Julia Child famously said, “With enough butter, anything is good.” And we couldn’t agree more—this gift from the dairy gods make everything taste better. But once in a while, we encounter a recipe that calls for an unfamiliar, clarified, version of our favorite edible item. So, of course, we felt compelled to find out more. What is clarified butter, exactly? And, perhaps more importantly, can it compete with its more commonplace cousin in the kitchen? Read on for the full scoop.
What Is Clarified Butter?
Commonly referred to as liquid gold in the culinary world, clarified butter is undeniably delicious...but what sets this prized ingredient apart from the stick of dairy goodness you keep in the fridge?

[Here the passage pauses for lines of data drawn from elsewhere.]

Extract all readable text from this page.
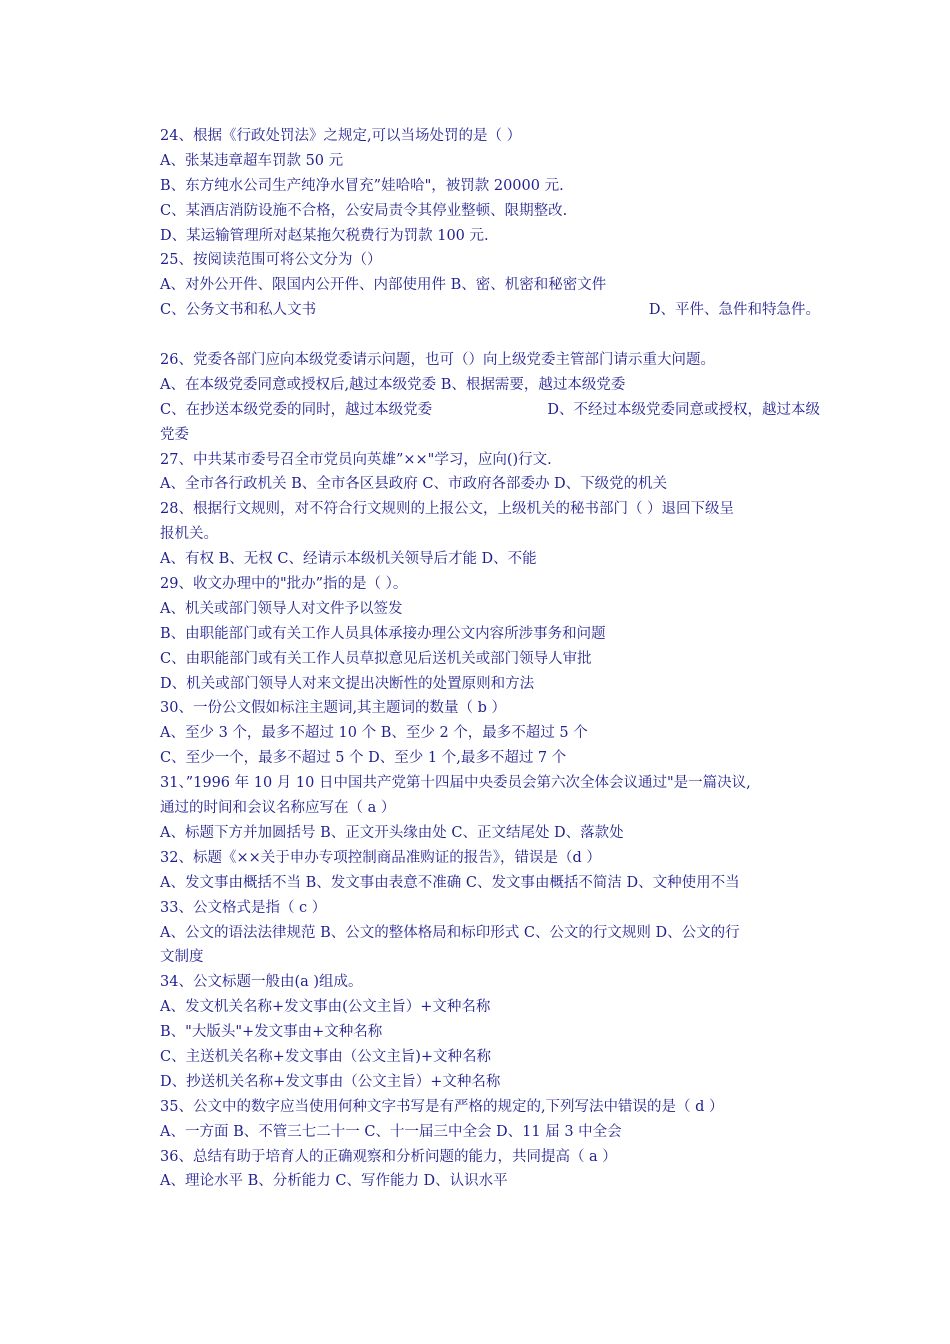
24、根据《行政处罚法》之规定,可以当场处罚的是（ ）
A、张某违章超车罚款 50 元
B、东方纯水公司生产纯净水冒充”娃哈哈"，被罚款 20000 元.
C、某酒店消防设施不合格，公安局责令其停业整顿、限期整改.
D、某运输管理所对赵某拖欠税费行为罚款 100 元.
25、按阅读范围可将公文分为（）
A、对外公开件、限国内公开件、内部使用件 B、密、机密和秘密文件
C、公务文书和私人文书	D、平件、急件和特急件。
26、党委各部门应向本级党委请示问题，也可（）向上级党委主管部门请示重大问题。
A、在本级党委同意或授权后,越过本级党委 B、根据需要，越过本级党委
C、在抄送本级党委的同时，越过本级党委	D、不经过本级党委同意或授权，越过本级
党委
27、中共某市委号召全市党员向英雄”××"学习，应向()行文.
A、全市各行政机关 B、全市各区县政府 C、市政府各部委办 D、下级党的机关
28、根据行文规则，对不符合行文规则的上报公文，上级机关的秘书部门（ ）退回下级呈
报机关。
A、有权 B、无权 C、经请示本级机关领导后才能 D、不能
29、收文办理中的"批办”指的是（ ）。
A、机关或部门领导人对文件予以签发
B、由职能部门或有关工作人员具体承接办理公文内容所涉事务和问题
C、由职能部门或有关工作人员草拟意见后送机关或部门领导人审批
D、机关或部门领导人对来文提出决断性的处置原则和方法
30、一份公文假如标注主题词,其主题词的数量（ b ）
A、至少 3 个，最多不超过 10 个 B、至少 2 个，最多不超过 5 个
C、至少一个，最多不超过 5 个 D、至少 1 个,最多不超过 7 个
31、”1996 年 10 月 10 日中国共产党第十四届中央委员会第六次全体会议通过"是一篇决议,
通过的时间和会议名称应写在（ a ）
A、标题下方并加圆括号 B、正文开头缘由处 C、正文结尾处 D、落款处
32、标题《××关于申办专项控制商品准购证的报告》，错误是（d ）
A、发文事由概括不当 B、发文事由表意不准确 C、发文事由概括不简洁 D、文种使用不当
33、公文格式是指（ c ）
A、公文的语法法律规范 B、公文的整体格局和标印形式 C、公文的行文规则 D、公文的行
文制度
34、公文标题一般由(a )组成。
A、发文机关名称+发文事由(公文主旨）+文种名称
B、"大版头"+发文事由+文种名称
C、主送机关名称+发文事由（公文主旨)+文种名称
D、抄送机关名称+发文事由（公文主旨）+文种名称
35、公文中的数字应当使用何种文字书写是有严格的规定的,下列写法中错误的是（ d ）
A、一方面 B、不管三七二十一 C、十一届三中全会 D、11 届 3 中全会
36、总结有助于培育人的正确观察和分析问题的能力，共同提高（ a ）
A、理论水平 B、分析能力 C、写作能力 D、认识水平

To understand the answer to this question, let’s start by taking a look at regular butter. The stuff you spread on your toast owes its milky color and solid, spreadable texture to a combination of milk solids, water and fat.
According to renowned chef Alton Brown, clarified butter is “simply butter that has been cooked to remove any water and solids.” In other words, once slowly melted and cooked, the milk solids and water in a stick of butter will separate from the fat. Once strained, the resulting liquid is clear, golden milk fat called clarified butter.
Clarified Butter vs. Ghee: What’s the Difference?
Perhaps you’ve heard of ghee before—a popular ingredient in Indian and Middle Eastern cuisine. This delicious cooking fat is commonly used in Ayurvedic recipes, curries and classic Indian dishes like butter chicken (or Murgh Makhani). It is also a form of clarified butter—but according to Brown, ghee is distinct from the generic variety of clarified butter in that it “is heated just a wee bit more until the milk solids are browned, giving the resulting fat a nutty flavor and aroma.” Bottom line: The main difference between ghee and clarified butter is that the former boasts a richer, more intense flavor that pairs well with generously spiced (though not necessarily spicy) savory dishes, but the basic concept and clarifying process are very similar.
How Is Clarified Butter Used?
Ever wondered why recipes for deep-fried foods never call for butter as the primary cooking fat? If you’ve ever cooked a pad of butter past the point of return, you already know why it isn’t preferred for high-heat cooking: Excess heat can scorch the milk solids, transforming a once salty and subtly sweet fat into an intense and unpleasantly bitter ingredient that can easily overpower a dish.
Enter clarified butter. Once the butter has been cooked and strained, it takes on some new characteristics that make it particularly useful in the kitchen—namely because the absence of milk solids means that clarified butter will not burn the way that regular butter does. Clarified butter boasts a smoke point of 486°F, while the flavor of the store-bought, creamy stuff can start to suffer at 325°F, depending on the quality (i.e., fat content) of any given stick. For this reason, clarified butter is the chef’s choice for many dishes. Per Alton Brown, you can “use clarified butter for frying and sautéing—it is excellent for cooking eggs, popping popcorn or cooking steak. Clarified butter also makes a mean hollandaise.”